Wann werden die Pickel weniger?
Wann werden die Pickel weniger? Ein Blick auf Akne und ihre hormonelle Steuerung
Akne, die gefürchtete Hautunreinheit, begleitet viele Jugendliche und junge Erwachsene durch die Pubertät. Doch wann lässt die lästige Begleiterscheinung endlich nach? Die Antwort ist leider nicht so einfach wie ein "Zauberdatum", denn die Entwicklung und das Abklingen von Akne sind stark individuell geprägt.
Der Hauptgrund für die Entstehung von Akne in der Pubertät liegt in der hormonellen Umstellung. Die erhöhte Produktion von Androgenen, männlichen Geschlechtshormonen, stimuliert die Talgdrüsen in der Haut zur vermehrten Talgproduktion. Dieser überschüssige Talg verstopft die Poren, wodurch Bakterien leichter in die Haut eindringen und Entzündungen entstehen. Die Ausprägung dieser Entzündungen – von leichten Mitessern und Pickeln bis hin zu entzündlichen Knoten und Zysten – variiert stark von Person zu Person. Genetische Veranlagung, Ernährung und auch Stress spielen ebenfalls eine Rolle.
Wann kann man mit Besserung rechnen?
Es gibt keine Garantie für einen bestimmten Zeitpunkt, wann die Akne verschwindet.
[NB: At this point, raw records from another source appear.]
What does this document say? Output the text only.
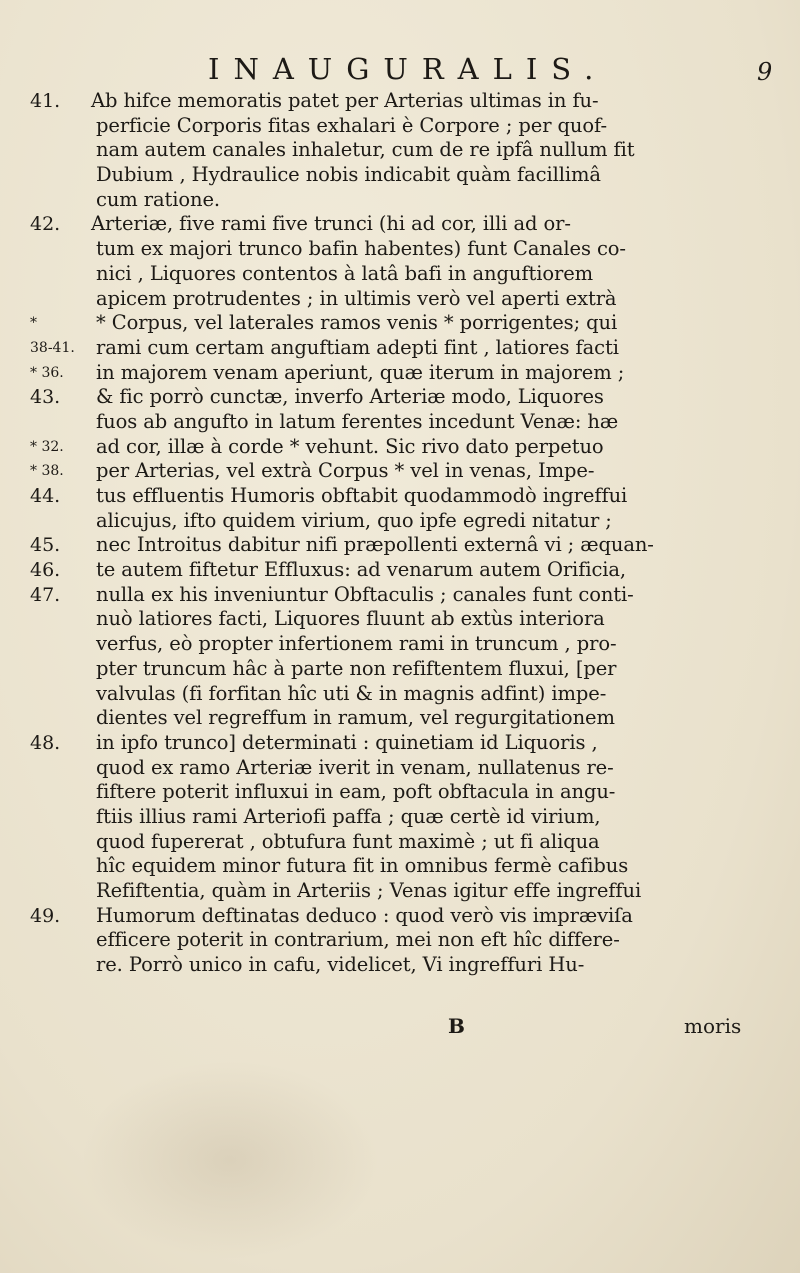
INAUGURALIS.	9
41.	Ab hifce memoratis patet per Arterias ultimas in fu-
perficie Corporis fitas exhalari è Corpore ; per quof-
nam autem canales inhaletur, cum de re ipfâ nullum fit
Dubium , Hydraulice nobis indicabit quàm facillimâ
cum ratione.
42.	Arteriæ, five rami five trunci (hi ad cor, illi ad or-
tum ex majori trunco bafin habentes) funt Canales co-
nici , Liquores contentos à latâ bafi in anguftiorem
apicem protrudentes ; in ultimis verò vel aperti extrà
*	* Corpus, vel laterales ramos venis * porrigentes; qui
38-41.	rami cum certam anguftiam adepti fint , latiores facti
* 36.	in majorem venam aperiunt, quæ iterum in majorem ;
43.	& fic porrò cunctæ, inverfo Arteriæ modo, Liquores
fuos ab angufto in latum ferentes incedunt Venæ: hæ
* 32.	ad cor, illæ à corde * vehunt. Sic rivo dato perpetuo
* 38.	per Arterias, vel extrà Corpus * vel in venas, Impe-
44.	tus effluentis Humoris obftabit quodammodò ingreffui
alicujus, ifto quidem virium, quo ipfe egredi nitatur ;
45.	nec Introitus dabitur nifi præpollenti externâ vi ; æquan-
46.	te autem fiftetur Effluxus: ad venarum autem Orificia,
47.	nulla ex his inveniuntur Obftaculis ; canales funt conti-
nuò latiores facti, Liquores fluunt ab extùs interiora
verfus, eò propter infertionem rami in truncum , pro-
pter truncum hâc à parte non refiftentem fluxui, [per
valvulas (fi forfitan hîc uti & in magnis adfint) impe-
dientes vel regreffum in ramum, vel regurgitationem
48.	in ipfo trunco] determinati : quinetiam id Liquoris ,
quod ex ramo Arteriæ iverit in venam, nullatenus re-
fiftere poterit influxui in eam, poft obftacula in angu-
ftiis illius rami Arteriofi paffa ; quæ certè id virium,
quod fupererat , obtufura funt maximè ; ut fi aliqua
hîc equidem minor futura fit in omnibus fermè cafibus
Refiftentia, quàm in Arteriis ; Venas igitur effe ingreffui
49.	Humorum deftinatas deduco : quod verò vis impræviſa
efficere poterit in contrarium, mei non eft hîc differe-
re. Porrò unico in cafu, videlicet, Vi ingreffuri Hu-
B	moris
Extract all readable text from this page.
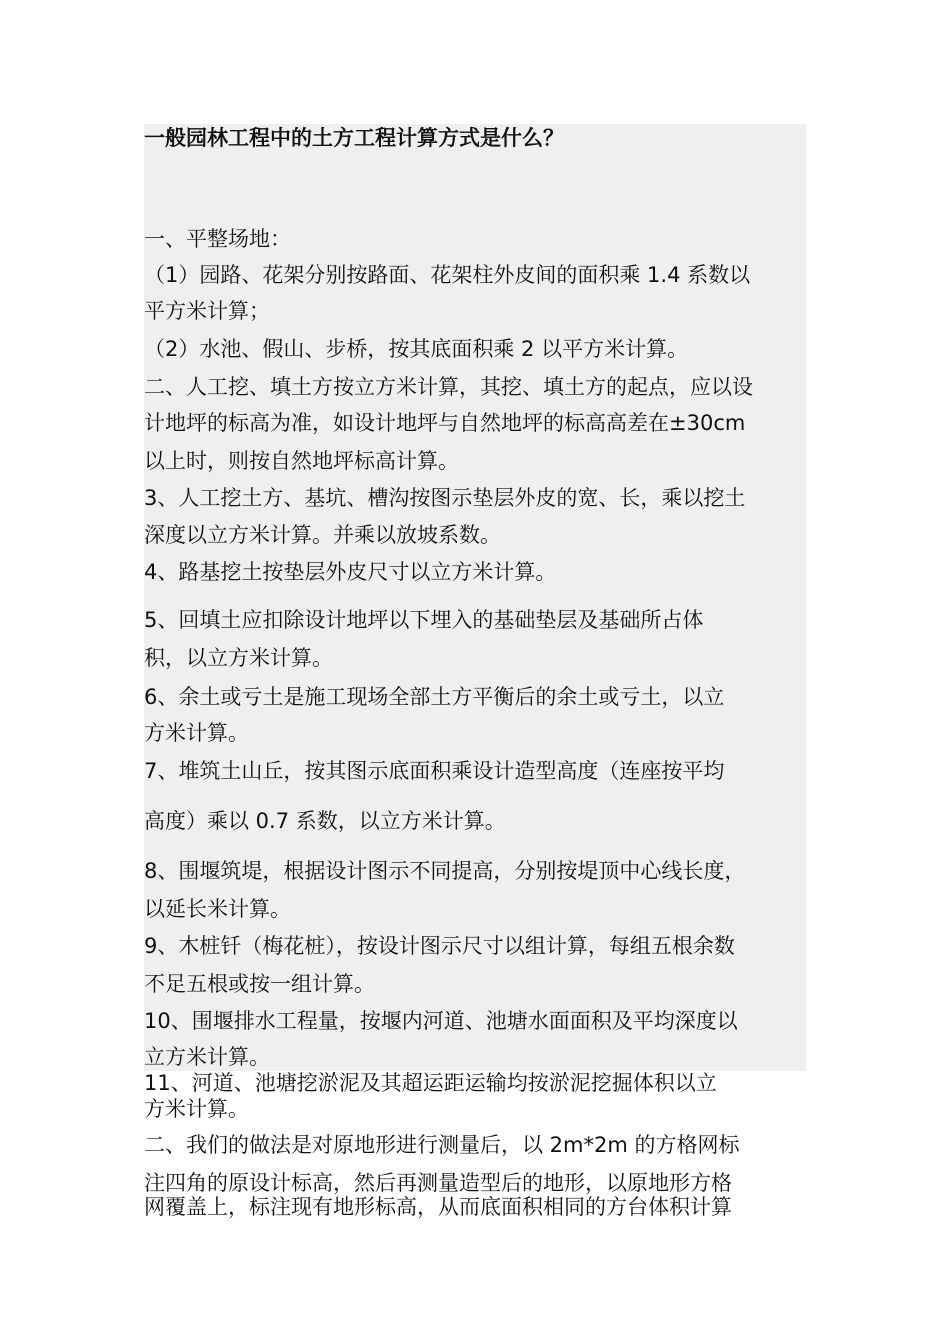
一般园林工程中的土方工程计算方式是什么？
一、平整场地：
（1）园路、花架分别按路面、花架柱外皮间的面积乘 1.4 系数以
平方米计算；
（2）水池、假山、步桥，按其底面积乘 2 以平方米计算。
二、人工挖、填土方按立方米计算，其挖、填土方的起点，应以设
计地坪的标高为准，如设计地坪与自然地坪的标高高差在±30cm
以上时，则按自然地坪标高计算。
3、人工挖土方、基坑、槽沟按图示垫层外皮的宽、长，乘以挖土
深度以立方米计算。并乘以放坡系数。
4、路基挖土按垫层外皮尺寸以立方米计算。
5、回填土应扣除设计地坪以下埋入的基础垫层及基础所占体
积，以立方米计算。
6、余土或亏土是施工现场全部土方平衡后的余土或亏土，以立
方米计算。
7、堆筑土山丘，按其图示底面积乘设计造型高度（连座按平均
高度）乘以 0.7 系数，以立方米计算。
8、围堰筑堤，根据设计图示不同提高，分别按堤顶中心线长度，
以延长米计算。
9、木桩钎（梅花桩），按设计图示尺寸以组计算，每组五根余数
不足五根或按一组计算。
10、围堰排水工程量，按堰内河道、池塘水面面积及平均深度以
立方米计算。
11、河道、池塘挖淤泥及其超运距运输均按淤泥挖掘体积以立
方米计算。
二、我们的做法是对原地形进行测量后，以 2m*2m 的方格网标
注四角的原设计标高，然后再测量造型后的地形，以原地形方格
网覆盖上，标注现有地形标高，从而底面积相同的方台体积计算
Die meisten Betroffenen bemerken jedoch eine deutliche Verbesserung im frühen Erwachsenenalter, meist zwischen 20 und 25 Jahren. Bei manchen klingt die Akne bereits früher ab, während sie bei anderen länger bestehen bleiben kann, in manchen Fällen sogar bis ins mittlere Erwachsenenalter hinein.
Faktoren, die den Verlauf beeinflussen:
- Schwangerschaftshormone: Während der Schwangerschaft kann sich die Akne verbessern oder verschlimmern – dies ist sehr individuell.
- Medikamente: Bestimmte Medikamente können Akne auslösen oder verschlimmern.
- Ernährung: Obwohl ein direkter Zusammenhang nicht wissenschaftlich eindeutig belegt ist, wird eine ausgewogene Ernährung mit viel Obst und Gemüse empfohlen.
- Kosmetik: Komedogene Produkte (Produkte, die die Poren verstopfen) sollten vermieden werden.
- Stress: Stress kann die Akne verschlimmern.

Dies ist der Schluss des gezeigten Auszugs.